Before settling back in England, Sir Adam had been a diplomat, rising to become the British ambassador in Tehran. He knew the Shah. He knew the country’s politics. He’d learned who mattered and who didn’t.
And that was why D’Arcy had come to Sir Adam that New Year’s Day. He had a proposition. The proposition was this: Sir Adam would help D’Arcy win an oil concession, giving D’Arcy the right to drill. In exchange, Sir Adam would earn a generous commission. Sir Adam, delighted with the adventure, agreed at once. He went to Tehran. He negotiated skilfully. He bribed the highest officials with gold, he bribed the lowest officials with paper. He even bribed the eunuch who brought the Shah his morning coffee.
Sir Adam did everything he needed to do.
And on 28 May 1901, he got what he wanted. He won the deal.
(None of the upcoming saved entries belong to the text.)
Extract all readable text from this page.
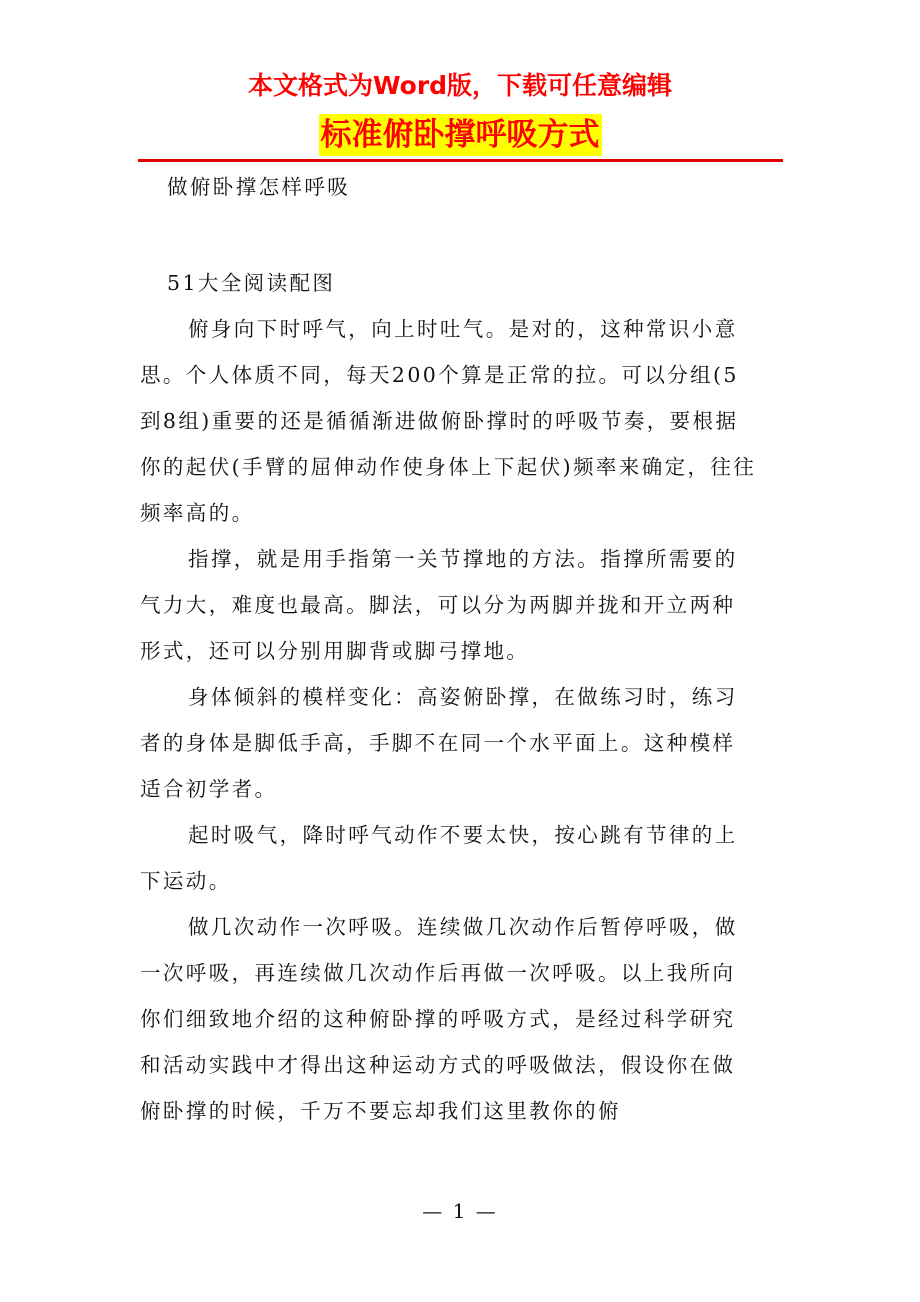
本文格式为Word版，下载可任意编辑
标准俯卧撑呼吸方式

做俯卧撑怎样呼吸

51大全阅读配图

俯身向下时呼气，向上时吐气。是对的，这种常识小意思。个人体质不同，每天200个算是正常的拉。可以分组(5到8组)重要的还是循循渐进做俯卧撑时的呼吸节奏，要根据你的起伏(手臂的屈伸动作使身体上下起伏)频率来确定，往往频率高的。

指撑，就是用手指第一关节撑地的方法。指撑所需要的气力大，难度也最高。脚法，可以分为两脚并拢和开立两种形式，还可以分别用脚背或脚弓撑地。

身体倾斜的模样变化：高姿俯卧撑，在做练习时，练习者的身体是脚低手高，手脚不在同一个水平面上。这种模样适合初学者。

起时吸气，降时呼气动作不要太快，按心跳有节律的上下运动。

做几次动作一次呼吸。连续做几次动作后暂停呼吸，做一次呼吸，再连续做几次动作后再做一次呼吸。以上我所向你们细致地介绍的这种俯卧撑的呼吸方式，是经过科学研究和活动实践中才得出这种运动方式的呼吸做法，假设你在做俯卧撑的时候，千万不要忘却我们这里教你的俯

— 1 —
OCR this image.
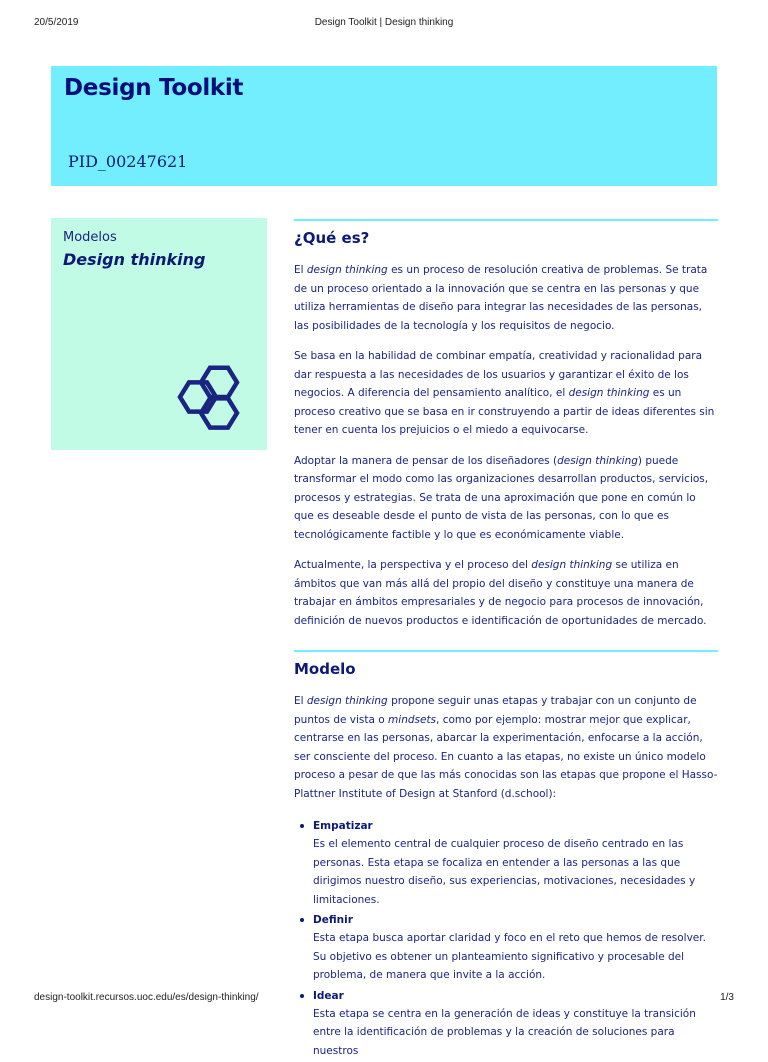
20/5/2019	Design Toolkit | Design thinking
Design Toolkit
PID_00247621
Modelos
Design thinking
¿Qué es?

El design thinking es un proceso de resolución creativa de problemas. Se trata de un proceso orientado a la innovación que se centra en las personas y que utiliza herramientas de diseño para integrar las necesidades de las personas, las posibilidades de la tecnología y los requisitos de negocio.

Se basa en la habilidad de combinar empatía, creatividad y racionalidad para dar respuesta a las necesidades de los usuarios y garantizar el éxito de los negocios. A diferencia del pensamiento analítico, el design thinking es un proceso creativo que se basa en ir construyendo a partir de ideas diferentes sin tener en cuenta los prejuicios o el miedo a equivocarse.

Adoptar la manera de pensar de los diseñadores (design thinking) puede transformar el modo como las organizaciones desarrollan productos, servicios, procesos y estrategias. Se trata de una aproximación que pone en común lo que es deseable desde el punto de vista de las personas, con lo que es tecnológicamente factible y lo que es económicamente viable.

Actualmente, la perspectiva y el proceso del design thinking se utiliza en ámbitos que van más allá del propio del diseño y constituye una manera de trabajar en ámbitos empresariales y de negocio para procesos de innovación, definición de nuevos productos e identificación de oportunidades de mercado.

Modelo

El design thinking propone seguir unas etapas y trabajar con un conjunto de puntos de vista o mindsets, como por ejemplo: mostrar mejor que explicar, centrarse en las personas, abarcar la experimentación, enfocarse a la acción, ser consciente del proceso. En cuanto a las etapas, no existe un único modelo proceso a pesar de que las más conocidas son las etapas que propone el Hasso-Plattner Institute of Design at Stanford (d.school):

Empatizar
Es el elemento central de cualquier proceso de diseño centrado en las personas. Esta etapa se focaliza en entender a las personas a las que dirigimos nuestro diseño, sus experiencias, motivaciones, necesidades y limitaciones.
Definir
Esta etapa busca aportar claridad y foco en el reto que hemos de resolver. Su objetivo es obtener un planteamiento significativo y procesable del problema, de manera que invite a la acción.
Idear
Esta etapa se centra en la generación de ideas y constituye la transición entre la identificación de problemas y la creación de soluciones para nuestros
design-toolkit.recursos.uoc.edu/es/design-thinking/	1/3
It was two months later. The family was at breakfast. Tom and Alan poked unhappily at their platefuls of porridge.
Then a footman came in with the mail. Normally, the mail would have been taken to Sir Adam’s study to wait for him there, but today Sir Adam was off to town and he couldn’t wait. He read a couple of letters in silence. Tom and Alan fidgeted with their porridge. Guy – who was no longer forced to eat the stuff – made a big show of filling his plate with kippers and scrambled eggs, as a way of annoying Tom. Pamela, who normally breakfasted in bed, came down to take a cup of tea and see her husband off. A little conversation moved in stops and starts. The wind outside creaked a shutter.
Then Sir Adam broke the silence.
‘Hello! Fancy that!’ He flung the letter down. ‘Very handsome of D’Arcy! Very handsome indeed!’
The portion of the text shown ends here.